Auto races and football stadiums are now named for corporations rather than cities... part of a massive economic shift that has gone unnoticed.

Anonymous said...

I enjoyed the "lost revenue" phrase. When a government cannot collect all it needs, wants and desires, it is probably not the revenue which is lost, but the serfs. In the USSR this was that which brought them to collapse. The dark joke was that "I was working against my government by not working." As dear, delightful I. F. Stone wrote, "governments lie." So where was/is/will be all that lost revenue anyway? It's an interesting question.

Jazzbumpa said...

Anon -

Here in the U.S. the lost revenue is due to the lowest tax rates in almost a century on people with huge incomes and enormous wealth.

At the same time, national wealth has been squandered on long-lasting pointless and unjustifiable wars.

The Republican agenda is to undo the New Deal, the Progressive movement, the Constitution, and even the enlightenment on which it is based.

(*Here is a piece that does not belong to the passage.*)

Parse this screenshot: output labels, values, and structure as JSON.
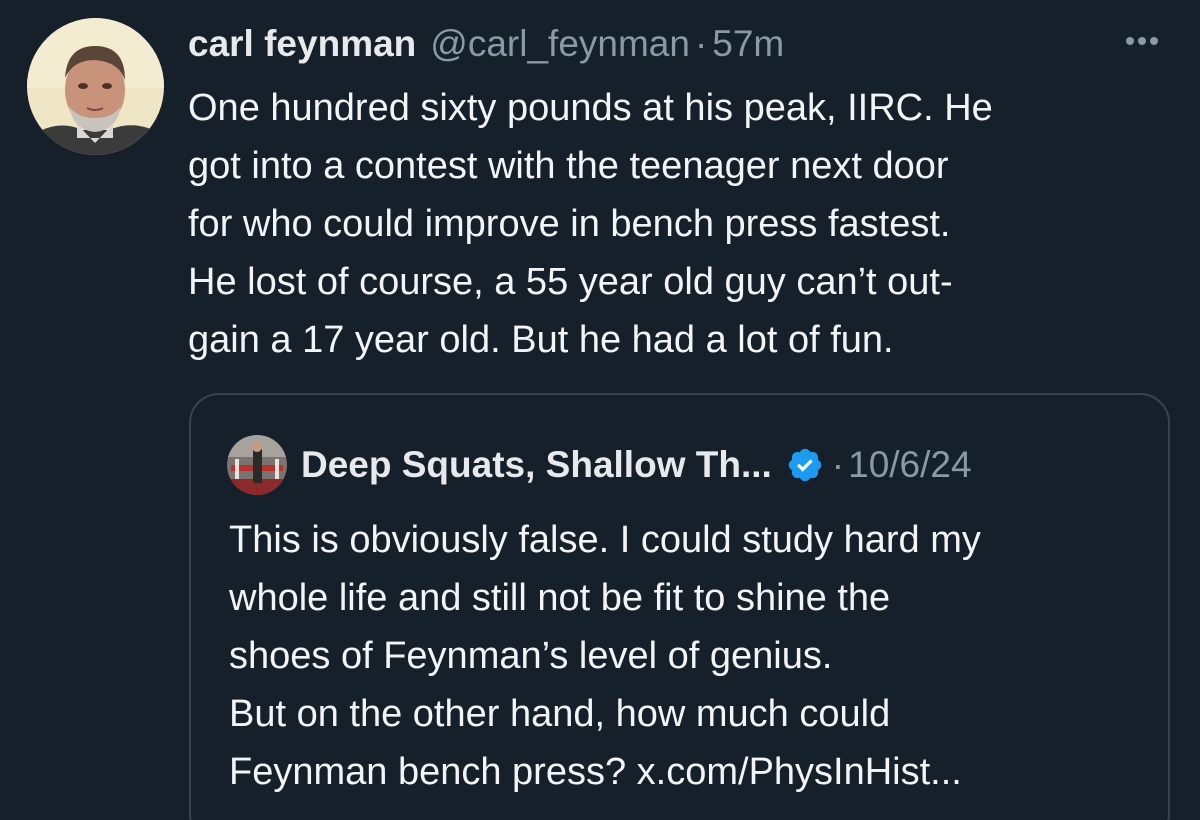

Funny you should mention serfs, since where we are headed is the new feudalism, where our masters are trans-national mega-corporations with no loyalty to anyone nor any thing.


Anonymous said...

Thanks for half the story, Jazzbumpa. In the first two years of this administration, said "lost revenue" could have been collected from those you identify. After all there was that renown "super majority" in Congress in that time. It is lovely to create a partisan story line, but it seems both parties have their hands deep in the cash box, which makes me all the more certain of my choice of verbiage, "serf." A progressive agenda would actually have stopped the deficit spending, closed Gitmo, exited Afghanistan, not put 13,500 troops in Bahrain as just announced this last month, shot drones into Pakistan only in the last weeks, engaged in war acts in North Africa and so much more. The elements of storytelling are about word choices to convey the next twist in the plot. As to "enormous wealth," I am good to go in confiscating a large portion of billionaires' wealth as long as all partisan sides get gouged. It is a sad tale indeed in which some get a free pass for being somehow on one side of the storyteller's divide, but not for those on the other. Let's confiscate half of Adelsohn's and Soros' wealth for starters. I wager they will become part of the same political strategy in an instant. "Lost revenue" has a storytelling function, implying that someone "lost" the "revenue." Well, when that doesn't include both political parties, then it wasn't "lost" from 2008 to 2010, was it? And the wars continue, serfs are not being asked for their political opinion about it. After all, as Jazzbumpa's story continues, "our masters are trans-national mega-corporations with no loyalty to anyone or anything." And the current administration must therefore be part of these "masters." Or at least doing their bidding? Storytelling is about following the sense of the language. Serfs. Lost revenue. Masters. Gosh, why give this current crop of politicians a pass? It does not advance the story. Happily ever after. PS I love jazz!

Michael Leddy said...

The point of this post was that life imitates Infinite Jest, something that happens with alarming frequency. If you haven’t read the novel, you cannot imagine what lies behind the phrase “lost revenue” (Trust me.)